A Deep Reinforcement Learning Algorithm for Trajectory Planning of Swarm UAV Fulfilling Wildfire Reconnaissance
Kubilay Demır, Vedat Tümen, Selahattin Koşunalp, Teodor Iliev
Abstract
Wildfires have long been one of the critical environmental disasters that require a careful monitoring system. An intelligent system has the potential to both prevent/extinguish the fire and deliver urgent requirements postfire. In recent years, unmanned aerial vehicles (UAVs), with the ability to detect missions in high-risk areas, have been gaining increasing interest, particularly in forest fire monitoring. Taking a large-scale area involved in a fire into consideration, a single UAV is often insufficient to accomplish the task of covering the whole disaster zone. This poses the challenge of multi-UAVs optimum path planning with a key focus on limitations such as energy constraints and connectivity. To narrow down this issue, this paper proposes a deep reinforcement learning-based trajectory planning approach for multi-UAVs that permits UAVs to extract the required information within the disaster area on time. A target area is partitioned into several identical subareas in terms of size to enable UAVs to perform their patrol duties over the subareas.
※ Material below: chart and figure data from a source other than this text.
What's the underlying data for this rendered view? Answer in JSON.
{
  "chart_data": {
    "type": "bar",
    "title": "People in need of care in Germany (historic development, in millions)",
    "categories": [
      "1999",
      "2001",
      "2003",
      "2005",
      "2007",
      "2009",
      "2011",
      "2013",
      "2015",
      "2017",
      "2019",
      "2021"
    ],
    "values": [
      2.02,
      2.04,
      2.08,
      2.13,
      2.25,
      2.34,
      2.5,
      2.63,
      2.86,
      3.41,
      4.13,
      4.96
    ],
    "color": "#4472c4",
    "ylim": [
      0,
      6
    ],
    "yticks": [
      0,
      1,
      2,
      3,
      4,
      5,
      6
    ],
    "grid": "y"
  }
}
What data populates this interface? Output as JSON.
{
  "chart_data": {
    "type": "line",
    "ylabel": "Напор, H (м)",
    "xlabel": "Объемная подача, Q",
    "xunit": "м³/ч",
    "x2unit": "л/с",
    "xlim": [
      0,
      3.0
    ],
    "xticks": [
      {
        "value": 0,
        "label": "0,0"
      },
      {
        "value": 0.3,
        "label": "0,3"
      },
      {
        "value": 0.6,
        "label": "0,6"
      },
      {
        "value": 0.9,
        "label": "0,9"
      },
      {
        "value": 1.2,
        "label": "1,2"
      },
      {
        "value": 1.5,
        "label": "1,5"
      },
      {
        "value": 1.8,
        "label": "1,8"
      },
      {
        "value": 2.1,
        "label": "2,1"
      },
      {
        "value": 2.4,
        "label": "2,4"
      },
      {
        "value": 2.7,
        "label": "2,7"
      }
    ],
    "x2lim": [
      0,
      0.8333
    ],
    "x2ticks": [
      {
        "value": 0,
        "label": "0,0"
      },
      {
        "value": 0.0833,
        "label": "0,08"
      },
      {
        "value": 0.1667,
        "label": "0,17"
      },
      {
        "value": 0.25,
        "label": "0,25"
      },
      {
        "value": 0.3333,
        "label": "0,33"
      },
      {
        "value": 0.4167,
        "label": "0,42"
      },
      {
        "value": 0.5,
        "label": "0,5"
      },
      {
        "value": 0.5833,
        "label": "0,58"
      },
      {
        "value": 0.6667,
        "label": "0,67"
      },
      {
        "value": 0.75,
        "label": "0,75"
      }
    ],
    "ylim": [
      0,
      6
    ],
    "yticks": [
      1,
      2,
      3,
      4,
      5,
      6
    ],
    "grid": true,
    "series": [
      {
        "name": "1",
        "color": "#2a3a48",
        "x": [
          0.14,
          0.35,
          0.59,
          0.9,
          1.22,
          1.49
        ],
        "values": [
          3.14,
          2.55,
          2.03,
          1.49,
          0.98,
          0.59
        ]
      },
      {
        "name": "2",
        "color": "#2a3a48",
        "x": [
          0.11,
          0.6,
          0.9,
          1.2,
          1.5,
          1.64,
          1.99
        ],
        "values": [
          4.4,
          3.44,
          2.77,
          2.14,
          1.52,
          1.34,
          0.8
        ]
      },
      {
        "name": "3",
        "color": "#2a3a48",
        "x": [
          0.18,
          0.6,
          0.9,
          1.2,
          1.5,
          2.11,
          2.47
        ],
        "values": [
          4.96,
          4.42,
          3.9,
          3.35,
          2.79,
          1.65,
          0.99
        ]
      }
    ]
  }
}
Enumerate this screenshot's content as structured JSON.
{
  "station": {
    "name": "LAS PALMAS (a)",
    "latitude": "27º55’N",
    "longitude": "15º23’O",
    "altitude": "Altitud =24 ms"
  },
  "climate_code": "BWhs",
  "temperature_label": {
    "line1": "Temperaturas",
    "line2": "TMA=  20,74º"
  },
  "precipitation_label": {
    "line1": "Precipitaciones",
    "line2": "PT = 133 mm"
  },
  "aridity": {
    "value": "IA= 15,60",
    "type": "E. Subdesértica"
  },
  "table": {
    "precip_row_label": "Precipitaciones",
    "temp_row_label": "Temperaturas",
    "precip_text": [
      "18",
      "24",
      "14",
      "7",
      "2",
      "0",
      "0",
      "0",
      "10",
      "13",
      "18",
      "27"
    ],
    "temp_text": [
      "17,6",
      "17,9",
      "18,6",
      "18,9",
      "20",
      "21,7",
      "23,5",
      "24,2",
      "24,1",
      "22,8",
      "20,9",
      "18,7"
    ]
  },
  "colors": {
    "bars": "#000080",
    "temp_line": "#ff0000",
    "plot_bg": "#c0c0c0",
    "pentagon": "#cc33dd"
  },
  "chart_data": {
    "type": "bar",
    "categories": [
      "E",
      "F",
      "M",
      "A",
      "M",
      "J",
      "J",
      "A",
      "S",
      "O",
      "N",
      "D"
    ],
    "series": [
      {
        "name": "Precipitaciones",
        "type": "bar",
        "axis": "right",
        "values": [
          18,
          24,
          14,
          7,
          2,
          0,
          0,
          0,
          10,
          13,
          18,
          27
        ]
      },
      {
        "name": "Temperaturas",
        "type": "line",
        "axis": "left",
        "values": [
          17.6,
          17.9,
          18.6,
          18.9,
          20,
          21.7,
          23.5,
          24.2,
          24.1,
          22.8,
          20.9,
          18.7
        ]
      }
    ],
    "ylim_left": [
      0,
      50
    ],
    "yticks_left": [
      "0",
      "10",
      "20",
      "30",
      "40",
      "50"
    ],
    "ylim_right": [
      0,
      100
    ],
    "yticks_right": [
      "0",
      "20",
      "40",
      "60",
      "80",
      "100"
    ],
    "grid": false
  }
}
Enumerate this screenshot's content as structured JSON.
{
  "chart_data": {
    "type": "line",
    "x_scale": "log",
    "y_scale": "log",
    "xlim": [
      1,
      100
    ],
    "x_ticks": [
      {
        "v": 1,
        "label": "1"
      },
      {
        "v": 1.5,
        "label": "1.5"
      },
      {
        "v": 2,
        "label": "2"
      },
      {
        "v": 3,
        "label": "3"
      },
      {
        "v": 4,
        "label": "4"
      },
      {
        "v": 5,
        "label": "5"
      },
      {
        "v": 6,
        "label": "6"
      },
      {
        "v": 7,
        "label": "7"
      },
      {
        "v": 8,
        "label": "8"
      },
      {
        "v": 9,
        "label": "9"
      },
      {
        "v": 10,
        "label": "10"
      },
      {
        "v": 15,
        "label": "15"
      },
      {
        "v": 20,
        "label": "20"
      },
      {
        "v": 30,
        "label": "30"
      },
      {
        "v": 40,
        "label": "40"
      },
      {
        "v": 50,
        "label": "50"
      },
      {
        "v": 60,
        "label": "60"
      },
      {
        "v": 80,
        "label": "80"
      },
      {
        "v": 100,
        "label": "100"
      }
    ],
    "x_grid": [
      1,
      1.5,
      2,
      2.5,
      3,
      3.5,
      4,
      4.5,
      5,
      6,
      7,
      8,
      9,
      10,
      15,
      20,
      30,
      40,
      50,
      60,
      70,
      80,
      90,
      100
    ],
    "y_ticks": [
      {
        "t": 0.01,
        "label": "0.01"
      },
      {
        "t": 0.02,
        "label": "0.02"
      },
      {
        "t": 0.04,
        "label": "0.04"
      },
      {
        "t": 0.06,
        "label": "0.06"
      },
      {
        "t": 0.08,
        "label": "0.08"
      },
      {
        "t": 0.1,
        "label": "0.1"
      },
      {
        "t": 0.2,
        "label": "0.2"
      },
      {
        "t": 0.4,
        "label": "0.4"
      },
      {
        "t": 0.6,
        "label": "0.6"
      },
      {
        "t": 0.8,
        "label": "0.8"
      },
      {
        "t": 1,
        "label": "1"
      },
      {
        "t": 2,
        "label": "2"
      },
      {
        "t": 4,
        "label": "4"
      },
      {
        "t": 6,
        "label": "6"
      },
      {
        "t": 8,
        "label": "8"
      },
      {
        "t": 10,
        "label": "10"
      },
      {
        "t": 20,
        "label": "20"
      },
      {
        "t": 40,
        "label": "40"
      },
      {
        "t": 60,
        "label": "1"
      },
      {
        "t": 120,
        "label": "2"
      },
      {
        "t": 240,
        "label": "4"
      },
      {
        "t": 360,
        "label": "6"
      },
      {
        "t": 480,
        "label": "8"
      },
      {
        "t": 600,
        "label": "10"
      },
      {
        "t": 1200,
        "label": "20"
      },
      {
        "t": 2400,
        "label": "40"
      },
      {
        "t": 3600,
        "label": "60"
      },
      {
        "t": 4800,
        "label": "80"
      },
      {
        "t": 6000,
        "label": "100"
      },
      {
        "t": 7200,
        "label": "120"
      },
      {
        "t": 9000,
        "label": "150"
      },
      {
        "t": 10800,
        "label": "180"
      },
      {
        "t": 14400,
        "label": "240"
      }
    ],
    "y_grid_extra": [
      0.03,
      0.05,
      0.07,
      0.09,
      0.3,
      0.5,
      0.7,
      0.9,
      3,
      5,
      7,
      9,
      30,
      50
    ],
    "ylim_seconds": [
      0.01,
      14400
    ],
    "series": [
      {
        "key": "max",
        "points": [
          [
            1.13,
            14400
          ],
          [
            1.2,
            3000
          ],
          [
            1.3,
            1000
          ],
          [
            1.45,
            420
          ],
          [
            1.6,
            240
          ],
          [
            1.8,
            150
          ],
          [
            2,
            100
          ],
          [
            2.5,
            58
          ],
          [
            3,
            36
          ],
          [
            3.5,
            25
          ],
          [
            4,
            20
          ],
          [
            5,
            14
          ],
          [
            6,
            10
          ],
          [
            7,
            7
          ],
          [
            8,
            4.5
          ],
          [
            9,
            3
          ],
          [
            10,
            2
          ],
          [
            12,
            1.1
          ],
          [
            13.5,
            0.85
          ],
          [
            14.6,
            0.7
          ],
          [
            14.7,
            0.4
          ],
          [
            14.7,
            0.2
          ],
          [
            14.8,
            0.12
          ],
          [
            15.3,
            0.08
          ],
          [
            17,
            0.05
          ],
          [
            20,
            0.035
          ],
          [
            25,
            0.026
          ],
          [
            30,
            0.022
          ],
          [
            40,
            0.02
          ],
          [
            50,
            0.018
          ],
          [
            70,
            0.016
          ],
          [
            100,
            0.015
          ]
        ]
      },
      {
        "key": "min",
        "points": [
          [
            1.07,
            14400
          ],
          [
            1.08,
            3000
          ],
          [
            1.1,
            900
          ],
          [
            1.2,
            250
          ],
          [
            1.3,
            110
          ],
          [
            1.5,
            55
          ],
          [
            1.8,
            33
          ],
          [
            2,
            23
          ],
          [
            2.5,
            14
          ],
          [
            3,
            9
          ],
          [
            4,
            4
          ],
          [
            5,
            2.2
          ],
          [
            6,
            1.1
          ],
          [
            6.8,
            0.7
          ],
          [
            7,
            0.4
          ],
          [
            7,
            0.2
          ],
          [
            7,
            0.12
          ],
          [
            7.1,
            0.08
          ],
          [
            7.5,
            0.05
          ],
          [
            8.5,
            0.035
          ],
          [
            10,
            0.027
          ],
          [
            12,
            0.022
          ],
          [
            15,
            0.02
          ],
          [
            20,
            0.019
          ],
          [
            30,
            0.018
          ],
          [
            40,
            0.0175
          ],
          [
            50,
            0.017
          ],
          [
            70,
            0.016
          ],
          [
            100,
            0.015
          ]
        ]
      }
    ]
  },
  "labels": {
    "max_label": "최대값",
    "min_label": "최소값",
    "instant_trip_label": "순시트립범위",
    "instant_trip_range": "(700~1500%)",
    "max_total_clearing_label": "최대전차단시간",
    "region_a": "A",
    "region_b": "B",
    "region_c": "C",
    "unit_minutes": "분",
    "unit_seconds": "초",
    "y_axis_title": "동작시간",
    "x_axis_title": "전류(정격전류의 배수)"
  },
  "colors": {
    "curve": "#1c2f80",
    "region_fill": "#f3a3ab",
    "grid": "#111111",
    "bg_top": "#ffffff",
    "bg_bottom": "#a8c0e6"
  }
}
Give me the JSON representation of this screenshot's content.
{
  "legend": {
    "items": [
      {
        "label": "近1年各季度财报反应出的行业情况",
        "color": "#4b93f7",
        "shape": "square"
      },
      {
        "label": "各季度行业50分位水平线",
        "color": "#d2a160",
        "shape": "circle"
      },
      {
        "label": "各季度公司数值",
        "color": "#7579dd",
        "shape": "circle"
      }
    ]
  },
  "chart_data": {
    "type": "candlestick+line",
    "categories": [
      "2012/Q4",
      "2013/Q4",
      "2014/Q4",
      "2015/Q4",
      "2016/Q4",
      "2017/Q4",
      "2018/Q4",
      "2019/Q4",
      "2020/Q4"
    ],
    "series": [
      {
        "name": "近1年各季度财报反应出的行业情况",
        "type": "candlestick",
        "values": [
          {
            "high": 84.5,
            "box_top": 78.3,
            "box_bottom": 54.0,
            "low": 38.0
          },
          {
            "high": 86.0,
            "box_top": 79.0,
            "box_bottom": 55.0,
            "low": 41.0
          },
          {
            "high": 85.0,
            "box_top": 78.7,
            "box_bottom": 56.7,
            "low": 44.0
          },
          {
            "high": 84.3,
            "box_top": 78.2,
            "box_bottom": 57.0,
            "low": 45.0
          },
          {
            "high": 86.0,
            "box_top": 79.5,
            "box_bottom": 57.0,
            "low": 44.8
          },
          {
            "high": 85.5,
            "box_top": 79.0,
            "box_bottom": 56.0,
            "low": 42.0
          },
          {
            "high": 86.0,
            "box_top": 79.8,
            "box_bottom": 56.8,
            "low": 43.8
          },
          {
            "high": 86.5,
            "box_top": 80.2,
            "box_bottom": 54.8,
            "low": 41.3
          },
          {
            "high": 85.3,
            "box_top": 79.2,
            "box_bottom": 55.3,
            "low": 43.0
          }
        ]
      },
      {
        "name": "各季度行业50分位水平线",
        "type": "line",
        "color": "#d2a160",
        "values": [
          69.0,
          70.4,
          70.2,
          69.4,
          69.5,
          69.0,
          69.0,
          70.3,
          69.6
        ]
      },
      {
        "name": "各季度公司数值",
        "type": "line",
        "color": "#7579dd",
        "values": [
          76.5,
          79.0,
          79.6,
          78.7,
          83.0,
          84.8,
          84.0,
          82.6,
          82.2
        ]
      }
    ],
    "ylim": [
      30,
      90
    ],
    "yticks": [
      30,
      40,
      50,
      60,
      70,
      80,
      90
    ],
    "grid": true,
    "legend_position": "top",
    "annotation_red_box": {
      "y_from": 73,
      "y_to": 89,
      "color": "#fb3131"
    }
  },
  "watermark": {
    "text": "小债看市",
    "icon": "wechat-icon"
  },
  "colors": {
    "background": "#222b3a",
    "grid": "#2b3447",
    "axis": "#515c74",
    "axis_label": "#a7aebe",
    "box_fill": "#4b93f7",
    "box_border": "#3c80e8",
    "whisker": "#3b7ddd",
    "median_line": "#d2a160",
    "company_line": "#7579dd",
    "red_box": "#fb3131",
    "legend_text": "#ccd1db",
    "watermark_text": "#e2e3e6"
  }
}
This subarea-based arrangement converts the issue of trajectory planning into allowing UAVs to frequently visit each subarea. Each subarea is initiated with a risk level by creating a fire risk map optimizing the UAV patrol route more precisely. Through a set of simulations conducted with a real trace of the dataset, the performance outcomes confirmed the superiority of the proposed idea.